Suggestion: it would be useful for debugging, if the circuit "open" and "close" events can be logged on HystrixEventNotifier.markEvent(...)
For now, we're relaxing the configuration, downdgrading to 1.5.11 and monitor if the issue persists.
Update: with the downgrade we no longer experience the circuit blocked on OPEN state.
However, randomly, when a backend service begin to fail, once the circuit transitions to CLOSE, the behavior changes and the circuit begins to OPEN and CLOSE repeatedly (in a "twitchy" state, as if the stats were not reseted). We have to re-deploy the servers for the circuits to keep CLOSED with the same backend error rate.
There are a lot of opened issues and PRs addressing similar issues.
Are there some guidelines (besides the documentation) about safe configuration values for Circuit Breakers?
I've seen this problem occur as well and downgrading to 1.5.11
fixed it.
Also seems to happen when the backend service is slow (I simulated with a fixed delay of ~1500ms)

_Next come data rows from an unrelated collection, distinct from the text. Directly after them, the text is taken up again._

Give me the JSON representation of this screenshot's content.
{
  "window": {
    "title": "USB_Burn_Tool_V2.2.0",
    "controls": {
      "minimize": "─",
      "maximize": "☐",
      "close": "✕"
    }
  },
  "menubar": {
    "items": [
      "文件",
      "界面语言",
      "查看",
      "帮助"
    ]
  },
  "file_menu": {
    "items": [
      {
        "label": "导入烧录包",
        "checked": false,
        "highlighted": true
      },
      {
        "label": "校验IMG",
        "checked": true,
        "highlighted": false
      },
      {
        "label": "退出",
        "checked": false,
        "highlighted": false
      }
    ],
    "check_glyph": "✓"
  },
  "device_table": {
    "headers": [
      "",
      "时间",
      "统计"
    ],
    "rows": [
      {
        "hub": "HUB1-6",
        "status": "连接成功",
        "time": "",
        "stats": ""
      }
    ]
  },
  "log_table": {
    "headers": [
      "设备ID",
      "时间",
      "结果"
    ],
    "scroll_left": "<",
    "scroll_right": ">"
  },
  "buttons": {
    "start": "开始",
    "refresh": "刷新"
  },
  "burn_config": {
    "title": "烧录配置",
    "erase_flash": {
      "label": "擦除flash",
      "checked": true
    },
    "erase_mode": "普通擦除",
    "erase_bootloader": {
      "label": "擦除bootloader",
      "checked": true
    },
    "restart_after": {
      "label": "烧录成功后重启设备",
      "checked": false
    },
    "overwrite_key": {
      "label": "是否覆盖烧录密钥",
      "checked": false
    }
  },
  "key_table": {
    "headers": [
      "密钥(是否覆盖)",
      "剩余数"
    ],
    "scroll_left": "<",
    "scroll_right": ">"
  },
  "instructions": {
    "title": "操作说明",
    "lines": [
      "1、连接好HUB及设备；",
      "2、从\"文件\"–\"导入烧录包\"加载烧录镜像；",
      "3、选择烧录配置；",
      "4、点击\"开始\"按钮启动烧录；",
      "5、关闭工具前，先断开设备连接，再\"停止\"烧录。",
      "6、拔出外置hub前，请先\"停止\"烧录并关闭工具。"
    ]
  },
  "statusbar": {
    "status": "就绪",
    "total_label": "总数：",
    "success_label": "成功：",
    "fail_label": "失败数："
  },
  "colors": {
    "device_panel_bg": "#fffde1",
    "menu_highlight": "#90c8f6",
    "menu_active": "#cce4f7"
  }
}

I'm also having this problem in production with version 1.5.13
.
In our logs I can see the following:
- A dependency became unhealthy and all the requests to it started returning a
503
- For 10 minutes I can see hystrix trying to test if the dependency is back to normal. That is, after several instances of the
short-circuited and no fallback available
error I see one instance of the503
error. The time between the503
is aprox. the value of thecircuitBreaker.sleepWindowInMilliseconds
setting (5 seconds). - After 10 minutes of this behavior we only see the
short-circuited and no fallback available
error. It's almost like hystrix gave up trying to see if the dependency was healthy and the circuit stayed permanently open.
After all that, we had to restart the service to see the circuit closed again.
We haven't tried downgrading to 1.5.11
but we plan to do that soon.
Probably regression in 1.5.13 caused by https://github.com/Netflix/Hystrix/commit/a8203446b90333f005c88cacf91a5dc8faf07c1c#diff-82a974c5de99c7b7fa59df2c2b823ae1R385 Also see https://github.com/Netflix/Hystrix/issues/1723
Is there a solution for this issue? Right now my only option is to disable circuitBreaker :(
Sound like this https://github.com/Netflix/Hystrix/pull/1640
Are there any maintainers looking into this?
I have the same issue. I would like to see the circuit breaker closed again. Will that feature be implemented?
@davidvara Just let you know, I decide to downgrade to 1.5.11 (1.5.12 introduce a big refactor of circuit) and see what happens.
We ran into this. This is a very serious issue. It basically is a showstopper for using Hystrix. Hopefully it will be addressed soon (or the bad code backed out).
+1
Update. after downgrading to 1.5.11, I haven't seen this issue so far.
Does anyone know if this is fixed under the last release, 1.5.18 of 16 Nov 2018?
So far, it seems the best approach is to downgrade to 1.5.11, isn't it?
1.5.11 was rereleased as 1.5.18, so they're the same: https://github.com/Netflix/Hystrix/releases/tag/v1.5.18
And Hystrix is no longer in active development after this release: https://github.com/Netflix/Hystrix#hystrix-status
Hello,
We are using hystrix-core:jar:1.5.6 and experiencing the same issue.
Error: com.netflix.hystrix.exception.HystrixRuntimeException:xx.xx short-circuited and fallback disabled
It doesn't look like there was a problem with 1.5.12. does it ?
This problem is with older version of hystrix too. Unfortunately, I am unable to reproduce the issue in my local environment.